Question

\[\int_{- \frac{\pi}{2}}^\frac{\pi}{2} \left( 2\sin\left| x \right| + \cos\left| x \right| \right)dx\]

Answer 1

Consider

\[f\left( x \right) = 2\sin\left| x \right| + \cos\left| x \right|\]

Now,

\[f\left( - x \right) = 2\sin\left| - x \right| + \cos\left| - x \right| = 2\sin\left| x \right| + \cos\left| x \right| = f\left( x \right)\]

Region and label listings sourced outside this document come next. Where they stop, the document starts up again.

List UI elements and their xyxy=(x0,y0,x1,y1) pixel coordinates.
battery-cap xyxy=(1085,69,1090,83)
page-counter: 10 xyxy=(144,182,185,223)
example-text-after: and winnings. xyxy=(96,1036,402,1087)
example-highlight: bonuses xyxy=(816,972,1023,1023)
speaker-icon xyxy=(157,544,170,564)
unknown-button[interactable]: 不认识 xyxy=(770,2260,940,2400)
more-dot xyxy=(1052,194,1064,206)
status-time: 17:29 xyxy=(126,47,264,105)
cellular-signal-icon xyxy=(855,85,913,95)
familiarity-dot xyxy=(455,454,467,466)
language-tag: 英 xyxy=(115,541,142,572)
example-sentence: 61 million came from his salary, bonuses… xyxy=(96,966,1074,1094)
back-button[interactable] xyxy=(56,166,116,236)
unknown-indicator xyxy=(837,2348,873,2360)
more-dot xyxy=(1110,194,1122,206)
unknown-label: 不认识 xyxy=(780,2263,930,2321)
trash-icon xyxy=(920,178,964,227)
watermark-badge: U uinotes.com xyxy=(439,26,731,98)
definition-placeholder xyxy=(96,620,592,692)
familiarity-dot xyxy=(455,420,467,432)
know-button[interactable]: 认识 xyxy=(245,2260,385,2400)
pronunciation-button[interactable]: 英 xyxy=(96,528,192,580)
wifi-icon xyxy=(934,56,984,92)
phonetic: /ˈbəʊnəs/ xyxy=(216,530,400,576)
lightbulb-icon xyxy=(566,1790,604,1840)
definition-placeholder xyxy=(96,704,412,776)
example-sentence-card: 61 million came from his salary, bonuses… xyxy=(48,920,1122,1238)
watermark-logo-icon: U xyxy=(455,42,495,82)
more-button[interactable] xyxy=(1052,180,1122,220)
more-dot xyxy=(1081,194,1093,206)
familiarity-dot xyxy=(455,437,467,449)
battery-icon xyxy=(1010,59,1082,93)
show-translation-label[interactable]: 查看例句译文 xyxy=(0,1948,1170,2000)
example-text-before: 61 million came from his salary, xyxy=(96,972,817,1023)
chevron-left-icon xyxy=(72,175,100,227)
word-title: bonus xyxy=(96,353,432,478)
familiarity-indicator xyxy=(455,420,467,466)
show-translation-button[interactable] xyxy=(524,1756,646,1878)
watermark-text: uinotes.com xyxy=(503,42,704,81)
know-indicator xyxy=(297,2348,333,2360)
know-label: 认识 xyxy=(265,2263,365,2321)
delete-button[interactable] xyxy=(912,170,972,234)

\[\therefore \int_{- \frac{\pi}{2}}^\frac{\pi}{2} \left( 2\sin\left| x \right| + \cos\left| x \right| \right)dx\]
\[ = 2 \int_0^\frac{\pi}{2} \left( 2\sin\left| x \right| + \cos\left| x \right| \right)dx ................\left[ \int_{- a}^a f\left( x \right)dx = \begin{cases}2 \int_0^a f\left( x \right)dx, & \text{if }f\left( - x \right) = f\left( x \right) \\ 0, & \text{if }f\left( - x \right) = - f\left( x \right)\end{cases} \right]\]
\[ = 2 \int_0^\frac{\pi}{2} \left( 2\sin x + \cos x \right)dx ......................\left[ \left| x \right| = \begin{cases}x, & \text{if }x \geq 0 \\ - x, & \text{if }x < 0\end{cases} \right]\]
\[ = 4 \int_0^\frac{\pi}{2} \sin x\ dx + 2 \int_0^\frac{\pi}{2} \cos x\ dx\]

\[= \left.4 \times \left( - \cos x \right)\right|_0^\frac{\pi}{2} + \left.2 \times \sin x\right|_0^\frac{\pi}{2} \]
\[ = - 4\left( \cos\frac{\pi}{2} - \cos0 \right) + 2\left( \sin\frac{\pi}{2} - \sin0 \right)\]
\[ = - 4\left( 0 - 1 \right) + 2\left( 1 - 0 \right)\]
\[ = 4 + 2\]
\[ = 6\]